Dean Royster reappointed, defends Liberal Arts

Photo by Basheer Tome

Last month, Dr. Jacqueline Royster was re-appointed as the Dean of the Ivan Allen College of Liberal Arts after a customary five-year review of her time as Dean.

According to Royster, Ivan Allen is sometimes misunderstood.

“[My] experience is that people who question liberal arts at Georgia Tech are people that don’t know what we do,” Royster said. “And I think that once they understand what we do and how we do it, that question just doesn’t come up.”

Tech students are required by Georgia Law to take two English courses, six hours of humanities and twelve hours of social sciences. According to Royster, it is vital for all students to take these courses.

“I believe that the liberal arts are an excellent way to become an educated person,” Royster said. “It was how I was educated myself, and you tend to have a deep affection for the things that form the culture in which you yourself were made, and I consider my commitment to human centered things to be a part of that.”

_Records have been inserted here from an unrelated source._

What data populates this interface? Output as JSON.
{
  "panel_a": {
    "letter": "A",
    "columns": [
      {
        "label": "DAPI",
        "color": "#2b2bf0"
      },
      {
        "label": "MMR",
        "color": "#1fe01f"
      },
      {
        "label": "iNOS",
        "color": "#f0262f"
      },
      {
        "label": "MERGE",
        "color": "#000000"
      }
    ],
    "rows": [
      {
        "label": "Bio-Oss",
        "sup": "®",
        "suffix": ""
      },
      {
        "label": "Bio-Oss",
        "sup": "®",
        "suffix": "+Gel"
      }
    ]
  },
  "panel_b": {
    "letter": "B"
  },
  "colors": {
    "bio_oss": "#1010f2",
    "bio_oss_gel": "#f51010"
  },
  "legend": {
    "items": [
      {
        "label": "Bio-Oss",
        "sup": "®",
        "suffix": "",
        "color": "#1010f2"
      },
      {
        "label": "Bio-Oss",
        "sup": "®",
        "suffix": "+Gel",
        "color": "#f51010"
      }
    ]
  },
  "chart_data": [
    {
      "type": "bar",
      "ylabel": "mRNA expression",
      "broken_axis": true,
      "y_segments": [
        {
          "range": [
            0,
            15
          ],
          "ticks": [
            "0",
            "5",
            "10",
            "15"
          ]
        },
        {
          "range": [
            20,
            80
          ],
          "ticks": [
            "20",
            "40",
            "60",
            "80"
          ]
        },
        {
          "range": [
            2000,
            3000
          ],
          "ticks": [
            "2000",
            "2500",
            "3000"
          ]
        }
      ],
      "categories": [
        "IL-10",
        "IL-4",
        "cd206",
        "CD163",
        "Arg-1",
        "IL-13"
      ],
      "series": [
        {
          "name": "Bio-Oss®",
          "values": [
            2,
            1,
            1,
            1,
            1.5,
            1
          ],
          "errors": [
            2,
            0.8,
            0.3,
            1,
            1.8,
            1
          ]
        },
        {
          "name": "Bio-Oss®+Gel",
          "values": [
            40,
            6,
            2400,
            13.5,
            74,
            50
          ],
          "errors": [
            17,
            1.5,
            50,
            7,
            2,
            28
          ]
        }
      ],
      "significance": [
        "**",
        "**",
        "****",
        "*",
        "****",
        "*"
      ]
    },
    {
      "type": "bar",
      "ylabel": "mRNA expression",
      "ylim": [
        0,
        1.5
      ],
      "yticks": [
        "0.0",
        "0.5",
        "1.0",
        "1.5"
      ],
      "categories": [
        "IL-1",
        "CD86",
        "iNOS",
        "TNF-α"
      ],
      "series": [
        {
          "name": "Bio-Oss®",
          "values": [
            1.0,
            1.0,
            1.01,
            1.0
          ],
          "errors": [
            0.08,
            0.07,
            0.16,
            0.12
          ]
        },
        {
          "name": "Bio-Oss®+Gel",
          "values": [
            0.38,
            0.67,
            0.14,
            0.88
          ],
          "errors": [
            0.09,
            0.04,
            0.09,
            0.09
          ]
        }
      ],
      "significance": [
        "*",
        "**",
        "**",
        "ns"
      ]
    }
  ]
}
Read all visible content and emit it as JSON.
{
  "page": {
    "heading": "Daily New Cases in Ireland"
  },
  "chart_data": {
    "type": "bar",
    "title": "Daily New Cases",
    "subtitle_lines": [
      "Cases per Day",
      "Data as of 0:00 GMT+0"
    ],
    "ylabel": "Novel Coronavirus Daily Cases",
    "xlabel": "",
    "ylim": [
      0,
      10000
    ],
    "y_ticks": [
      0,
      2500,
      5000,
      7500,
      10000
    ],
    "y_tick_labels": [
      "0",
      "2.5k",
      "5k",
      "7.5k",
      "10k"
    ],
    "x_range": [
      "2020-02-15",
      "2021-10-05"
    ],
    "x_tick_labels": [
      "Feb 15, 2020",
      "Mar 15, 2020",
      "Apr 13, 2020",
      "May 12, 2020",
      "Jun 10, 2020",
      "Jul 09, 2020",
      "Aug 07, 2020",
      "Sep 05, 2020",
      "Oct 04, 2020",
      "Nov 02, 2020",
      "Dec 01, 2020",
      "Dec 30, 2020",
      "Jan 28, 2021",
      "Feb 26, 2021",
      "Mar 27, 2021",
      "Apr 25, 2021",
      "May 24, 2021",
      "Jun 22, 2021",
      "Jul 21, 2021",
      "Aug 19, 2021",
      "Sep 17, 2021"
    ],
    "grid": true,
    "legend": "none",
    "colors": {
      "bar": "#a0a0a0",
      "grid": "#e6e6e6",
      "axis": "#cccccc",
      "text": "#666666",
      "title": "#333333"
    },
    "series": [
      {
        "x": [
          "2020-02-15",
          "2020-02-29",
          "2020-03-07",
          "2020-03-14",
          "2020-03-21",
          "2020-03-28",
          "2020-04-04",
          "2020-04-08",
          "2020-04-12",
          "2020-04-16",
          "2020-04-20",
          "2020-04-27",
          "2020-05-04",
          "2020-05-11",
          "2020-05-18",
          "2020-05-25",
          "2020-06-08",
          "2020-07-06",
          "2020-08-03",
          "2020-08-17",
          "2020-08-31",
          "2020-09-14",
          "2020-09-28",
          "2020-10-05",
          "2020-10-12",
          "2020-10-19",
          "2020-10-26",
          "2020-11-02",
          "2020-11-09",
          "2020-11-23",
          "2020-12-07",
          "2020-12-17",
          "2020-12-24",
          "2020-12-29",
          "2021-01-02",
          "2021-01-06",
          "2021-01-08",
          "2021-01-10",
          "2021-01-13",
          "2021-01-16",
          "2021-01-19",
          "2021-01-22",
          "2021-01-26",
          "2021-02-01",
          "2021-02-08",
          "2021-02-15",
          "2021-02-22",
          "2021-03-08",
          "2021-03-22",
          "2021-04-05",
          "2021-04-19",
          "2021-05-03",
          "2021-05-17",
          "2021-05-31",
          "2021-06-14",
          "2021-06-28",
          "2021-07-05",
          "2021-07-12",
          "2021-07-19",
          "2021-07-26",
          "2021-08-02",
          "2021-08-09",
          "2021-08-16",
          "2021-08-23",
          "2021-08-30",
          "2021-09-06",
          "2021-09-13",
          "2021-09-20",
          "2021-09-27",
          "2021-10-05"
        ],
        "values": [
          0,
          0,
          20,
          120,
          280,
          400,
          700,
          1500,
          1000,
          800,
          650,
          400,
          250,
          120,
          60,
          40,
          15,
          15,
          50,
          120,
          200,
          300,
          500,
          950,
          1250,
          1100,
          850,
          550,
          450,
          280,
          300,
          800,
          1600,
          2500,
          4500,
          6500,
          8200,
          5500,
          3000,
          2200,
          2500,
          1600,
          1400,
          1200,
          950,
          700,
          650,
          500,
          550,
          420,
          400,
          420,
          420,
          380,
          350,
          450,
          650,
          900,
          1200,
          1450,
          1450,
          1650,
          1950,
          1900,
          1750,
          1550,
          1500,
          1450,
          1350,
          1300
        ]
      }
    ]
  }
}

When responding to doubts about the liberal arts at Tech, Dean Royster says that she believes in the capabilities of the college.

“We have as much of an obligation as any of the other colleges, Royster said. “It’s a collaborative enterprise; that’s what universities are. They work together to make sure that there is academic excellence.”

Despite the focus that many at Tech place on engineering and the sciences, according to Royster,  liberal arts are a key component to education, and to the world.

“This is a world with human beings in it, this is a world with science and technology in it, and this is a world that we put together at Georgia Tech in a really dynamic way,” Royster said. “It’s just powerful in its effect and its ability to equip people to be the leaders, movers, and shakers that they’re going to be in the world.”

Dean Royster graduated from Spelman College and earned an M.A. and D.A. in English from the University of Michigan. According to Royster, her background in English inspires her to develop and expand the liberal arts, and she believes there is no better place to do so than Tech.

“I believe that Georgia Tech students are wonderful people,” Royster said. “I think that one important advantage that we add for people who are not our majors is that we help them to broaden their worldview, their experience, and their capacity to be a good productive citizen, and we help them to become people who are capable of interacting with others no matter where you find yourself.”

Dean Royster hopes to help Ivan Allen progress, advance, and evolve even further.

“Going forward, we need to be able to exercise our greatest potential,” Royster said. “We need to be able to show the quality of work that the liberal arts has the capacity to do. In an institution like this that’s so attune to addressing some of the world’s thorniest problems, I think it’s a marriage made in heaven.”

Currently, Ivan Allen College has 622 undergraduate students and 255 Masters and Ph.D. students.